Hangi hukuk fakültesini tercih etmeli sorusuna ise yanıtım, üniversitenin prestijini ön planda düşünmektir.

Bu noktada yanıtlanması en zor soru, maddi imkanları elveren ve puanı da yeterli olanlar için, köklü devlet üniversitesi hukuk fakültesi mi, yoksa prestijli vakıf üniversitesi hukuk fakültesi mi sorusudur.

Kadrosu köklü devlet üniversitesi hukuk fakültesinde olup en prestijli vakıf üniversitelerinin birinde ders de veren biri olarak net yanıt vermem kolay olmamakla birlikte, soranlara önceleri yine de köklü devlet üniversitesini seçmelerini öneriyordum.

Ama özellikle devlet üniversitelerindeki yönetimlerin siyasileşme eğilimlerinin de körüklediği köklü devlet üniversitelerindeki hoca erozyonu son zamanlardaki önerilerimi biraz daha prestijli vakıf üniversitelerine kaydırıyor gibi.

Hukuk okuyanlara en önemli tavsiyem ise çok iyi İngilizce öğrenerek (TOEFL-IBT en az 95, IELTS en az 7,5) evrensel seviyede hukukçu olmaya çalışmaları.

Ali D. Ulusoy kimdir?

Halen Ankara Üniversitesi Hukuk Fakültesi İdare Hukuku Anabilim Dalı Başkanı ve öğretim üyesi olan Prof. Dr. Ali D. Ulusoy, 1968 yılı Mersin Mut doğumludur.

Öğretim üyeliği yanında EPDK Hukuk Dairesi Başkanlığı, BDDK Hukuk Danışmanlığı, Başbakanlık Bilgi Edinme Kurulu Üyeliği, TOBB-ETÜ Hukuk Fakültesi kurucu dekanlığı ve İzmir Yaşar Üniversitesi rektör yardımcılığı gibi idari görevlerde bulunmuştur.

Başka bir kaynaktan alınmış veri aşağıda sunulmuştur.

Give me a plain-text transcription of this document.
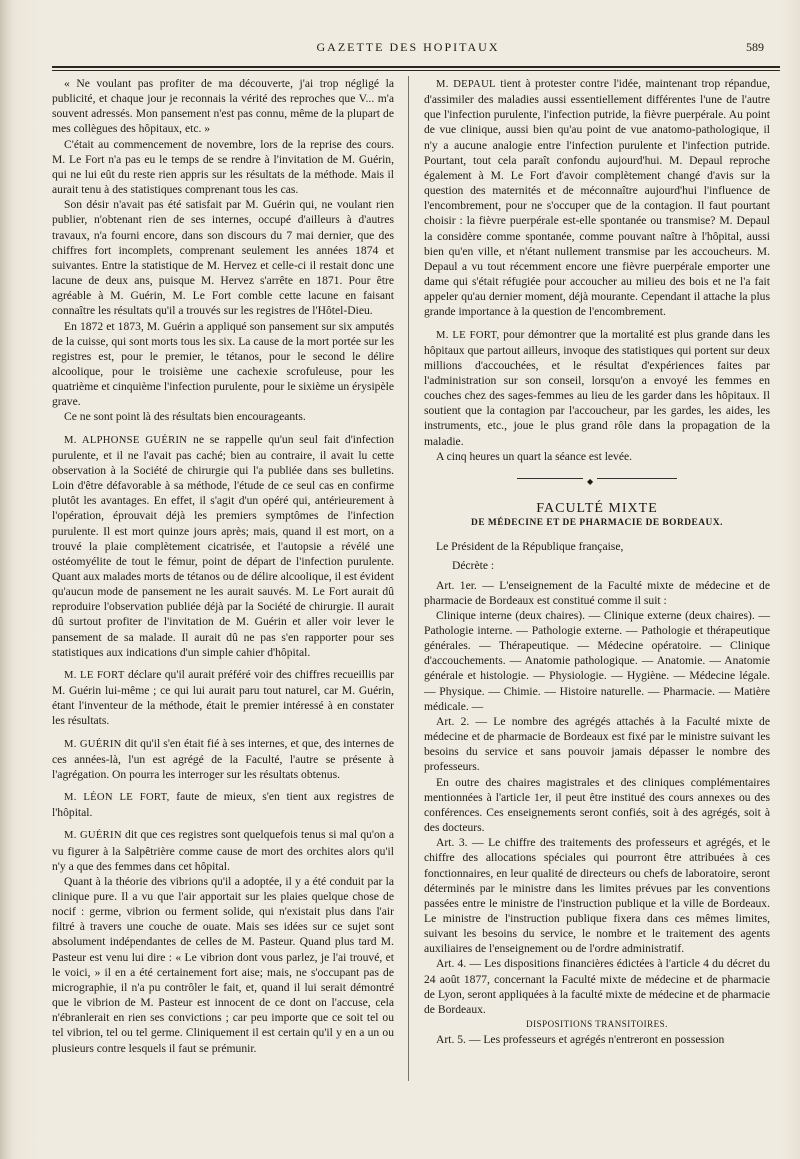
GAZETTE DES HOPITAUX	589

« Ne voulant pas profiter de ma découverte, j'ai trop négligé la publicité, et chaque jour je reconnais la vérité des reproches que V... m'a souvent adressés. Mon pansement n'est pas connu, même de la plupart de mes collègues des hôpitaux, etc. »

C'était au commencement de novembre, lors de la reprise des cours. M. Le Fort n'a pas eu le temps de se rendre à l'invitation de M. Guérin, qui ne lui eût du reste rien appris sur les résultats de la méthode. Mais il aurait tenu à des statistiques comprenant tous les cas.

Son désir n'avait pas été satisfait par M. Guérin qui, ne voulant rien publier, n'obtenant rien de ses internes, occupé d'ailleurs à d'autres travaux, n'a fourni encore, dans son discours du 7 mai dernier, que des chiffres fort incomplets, comprenant seulement les années 1874 et suivantes. Entre la statistique de M. Hervez et celle-ci il restait donc une lacune de deux ans, puisque M. Hervez s'arrête en 1871. Pour être agréable à M. Guérin, M. Le Fort comble cette lacune en faisant connaître les résultats qu'il a trouvés sur les registres de l'Hôtel-Dieu.

En 1872 et 1873, M. Guérin a appliqué son pansement sur six amputés de la cuisse, qui sont morts tous les six. La cause de la mort portée sur les registres est, pour le premier, le tétanos, pour le second le délire alcoolique, pour le troisième une cachexie scrofuleuse, pour les quatrième et cinquième l'infection purulente, pour le sixième un érysipèle grave.

Ce ne sont point là des résultats bien encourageants.

M. ALPHONSE GUÉRIN ne se rappelle qu'un seul fait d'infection purulente, et il ne l'avait pas caché; bien au contraire, il avait lu cette observation à la Société de chirurgie qui l'a publiée dans ses bulletins. Loin d'être défavorable à sa méthode, l'étude de ce seul cas en confirme plutôt les avantages. En effet, il s'agit d'un opéré qui, antérieurement à l'opération, éprouvait déjà les premiers symptômes de l'infection purulente. Il est mort quinze jours après; mais, quand il est mort, on a trouvé la plaie complètement cicatrisée, et l'autopsie a révélé une ostéomyélite de tout le fémur, point de départ de l'infection purulente. Quant aux malades morts de tétanos ou de délire alcoolique, il est évident qu'aucun mode de pansement ne les aurait sauvés. M. Le Fort aurait dû reproduire l'observation publiée déjà par la Société de chirurgie. Il aurait dû surtout profiter de l'invitation de M. Guérin et aller voir lever le pansement de sa malade. Il aurait dû ne pas s'en rapporter pour ses statistiques aux indications d'un simple cahier d'hôpital.

M. LE FORT déclare qu'il aurait préféré voir des chiffres recueillis par M. Guérin lui-même ; ce qui lui aurait paru tout naturel, car M. Guérin, étant l'inventeur de la méthode, était le premier intéressé à en constater les résultats.

M. GUÉRIN dit qu'il s'en était fié à ses internes, et que, des internes de ces années-là, l'un est agrégé de la Faculté, l'autre se présente à l'agrégation. On pourra les interroger sur les résultats obtenus.

M. LÉON LE FORT, faute de mieux, s'en tient aux registres de l'hôpital.

M. GUÉRIN dit que ces registres sont quelquefois tenus si mal qu'on a vu figurer à la Salpêtrière comme cause de mort des orchites alors qu'il n'y a que des femmes dans cet hôpital.

Quant à la théorie des vibrions qu'il a adoptée, il y a été conduit par la clinique pure. Il a vu que l'air apportait sur les plaies quelque chose de nocif : germe, vibrion ou ferment solide, qui n'existait plus dans l'air filtré à travers une couche de ouate. Mais ses idées sur ce sujet sont absolument indépendantes de celles de M. Pasteur. Quand plus tard M. Pasteur est venu lui dire : « Le vibrion dont vous parlez, je l'ai trouvé, et le voici, » il en a été certainement fort aise; mais, ne s'occupant pas de micrographie, il n'a pu contrôler le fait, et, quand il lui serait démontré que le vibrion de M. Pasteur est innocent de ce dont on l'accuse, cela n'ébranlerait en rien ses convictions ; car peu importe que ce soit tel ou tel vibrion, tel ou tel germe. Cliniquement il est certain qu'il y en a un ou plusieurs contre lesquels il faut se prémunir.

M. DEPAUL tient à protester contre l'idée, maintenant trop répandue, d'assimiler des maladies aussi essentiellement différentes l'une de l'autre que l'infection purulente, l'infection putride, la fièvre puerpérale. Au point de vue clinique, aussi bien qu'au point de vue anatomo-pathologique, il n'y a aucune analogie entre l'infection purulente et l'infection putride. Pourtant, tout cela paraît confondu aujourd'hui. M. Depaul reproche également à M. Le Fort d'avoir complètement changé d'avis sur la question des maternités et de méconnaître aujourd'hui l'influence de l'encombrement, pour ne s'occuper que de la contagion. Il faut pourtant choisir : la fièvre puerpérale est-elle spontanée ou transmise? M. Depaul la considère comme spontanée, comme pouvant naître à l'hôpital, aussi bien qu'en ville, et n'étant nullement transmise par les accoucheurs. M. Depaul a vu tout récemment encore une fièvre puerpérale emporter une dame qui s'était réfugiée pour accoucher au milieu des bois et ne l'a fait appeler qu'au dernier moment, déjà mourante. Cependant il attache la plus grande importance à la question de l'encombrement.

M. LE FORT, pour démontrer que la mortalité est plus grande dans les hôpitaux que partout ailleurs, invoque des statistiques qui portent sur deux millions d'accouchées, et le résultat d'expériences faites par l'administration sur son conseil, lorsqu'on a envoyé les femmes en couches chez des sages-femmes au lieu de les garder dans les hôpitaux. Il soutient que la contagion par l'accoucheur, par les gardes, les aides, les instruments, etc., joue le plus grand rôle dans la propagation de la maladie.

A cinq heures un quart la séance est levée.

◆

FACULTÉ MIXTE

DE MÉDECINE ET DE PHARMACIE DE BORDEAUX.

Le Président de la République française,

Décrète :

Art. 1er. — L'enseignement de la Faculté mixte de médecine et de pharmacie de Bordeaux est constitué comme il suit :

Clinique interne (deux chaires). — Clinique externe (deux chaires). — Pathologie interne. — Pathologie externe. — Pathologie et thérapeutique générales. — Thérapeutique. — Médecine opératoire. — Clinique d'accouchements. — Anatomie pathologique. — Anatomie. — Anatomie générale et histologie. — Physiologie. — Hygiène. — Médecine légale. — Physique. — Chimie. — Histoire naturelle. — Pharmacie. — Matière médicale. —

Art. 2. — Le nombre des agrégés attachés à la Faculté mixte de médecine et de pharmacie de Bordeaux est fixé par le ministre suivant les besoins du service et sans pouvoir jamais dépasser le nombre des professeurs.

En outre des chaires magistrales et des cliniques complémentaires mentionnées à l'article 1er, il peut être institué des cours annexes ou des conférences. Ces enseignements seront confiés, soit à des agrégés, soit à des docteurs.

Art. 3. — Le chiffre des traitements des professeurs et agrégés, et le chiffre des allocations spéciales qui pourront être attribuées à ces fonctionnaires, en leur qualité de directeurs ou chefs de laboratoire, seront déterminés par le ministre dans les limites prévues par les conventions passées entre le ministre de l'instruction publique et la ville de Bordeaux. Le ministre de l'instruction publique fixera dans ces mêmes limites, suivant les besoins du service, le nombre et le traitement des agents auxiliaires de l'enseignement ou de l'ordre administratif.

Art. 4. — Les dispositions financières édictées à l'article 4 du décret du 24 août 1877, concernant la Faculté mixte de médecine et de pharmacie de Lyon, seront appliquées à la faculté mixte de médecine et de pharmacie de Bordeaux.

DISPOSITIONS TRANSITOIRES.

Art. 5. — Les professeurs et agrégés n'entreront en possession
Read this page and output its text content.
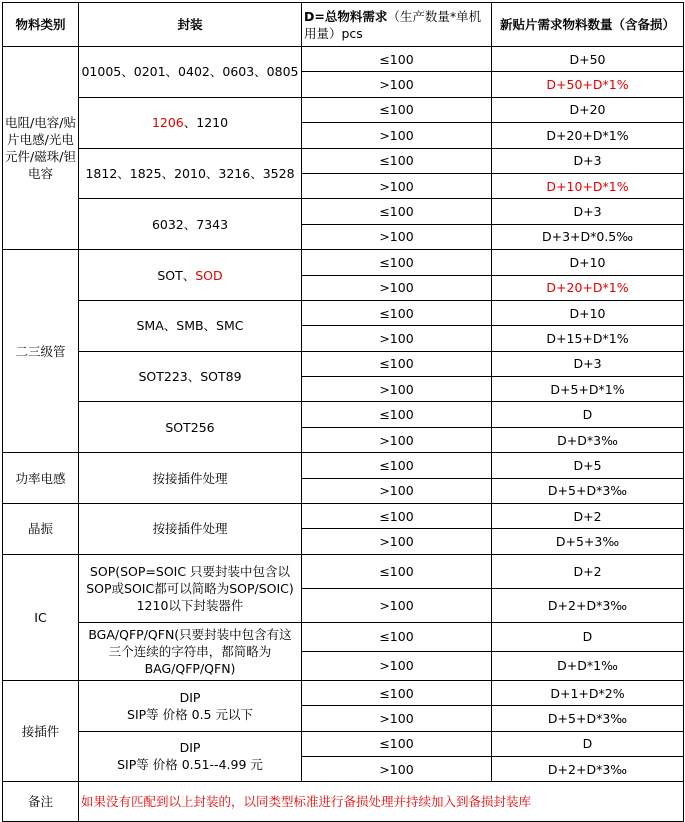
物料类别	封装	D=总物料需求（生产数量*单机用量）pcs	新贴片需求物料数量（含备损）
电阻/电容/贴片电感/光电元件/磁珠/钽电容	01005、0201、0402、0603、0805	≤100	D+50
		>100	D+50+D*1%
	1206、1210	≤100	D+20
		>100	D+20+D*1%
	1812、1825、2010、3216、3528	≤100	D+3
		>100	D+10+D*1%
	6032、7343	≤100	D+3
		>100	D+3+D*0.5‰
二三级管	SOT、SOD	≤100	D+10
		>100	D+20+D*1%
	SMA、SMB、SMC	≤100	D+10
		>100	D+15+D*1%
	SOT223、SOT89	≤100	D+3
		>100	D+5+D*1%
	SOT256	≤100	D
		>100	D+D*3‰
功率电感	按接插件处理	≤100	D+5
		>100	D+5+D*3‰
晶振	按接插件处理	≤100	D+2
		>100	D+5+3‰
IC	SOP(SOP=SOIC 只要封装中包含以
SOP或SOIC都可以简略为SOP/SOIC)
1210以下封装器件	≤100	D+2
		>100	D+2+D*3‰

	BGA/QFP/QFN(只要封装中包含有这
三个连续的字符串，都简略为
BAG/QFP/QFN)	≤100	D
		>100	D+D*1‰
接插件	DIP
SIP等 价格 0.5 元以下	≤100	D+1+D*2%
		>100	D+5+D*3‰

	DIP
SIP等 价格 0.51--4.99 元	≤100	D
		>100	D+2+D*3‰
备注	如果没有匹配到以上封装的，以同类型标准进行备损处理并持续加入到备损封装库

ABD Los Angeles California Üniversitesinde (UCLA) iki yıl (2006-2007; 2017-2018) misafir öğretim üyesi olarak kalmıştır. 2011-2014 arası üç yıl Danıştay Üyeliği yapmış ve kendi isteğiyle ayrılıp üniversiteye dönmüştür.

Uzmanlık alanları: İdare hukuku, İdari yargı, Ekonomik kamu hukuku, İdari yaptırımlar, İnsan hakları, Devlet-din ilişkileri.

Lisans: Ankara Üniversitesi Hukuk Fakültesi. Yüksek Lisans: Fransa Bordeaux Üniversitesi. Doktora: Fransa Bordeaux Üniversitesi. Doçentlik:2002, Profesörlük: 2008.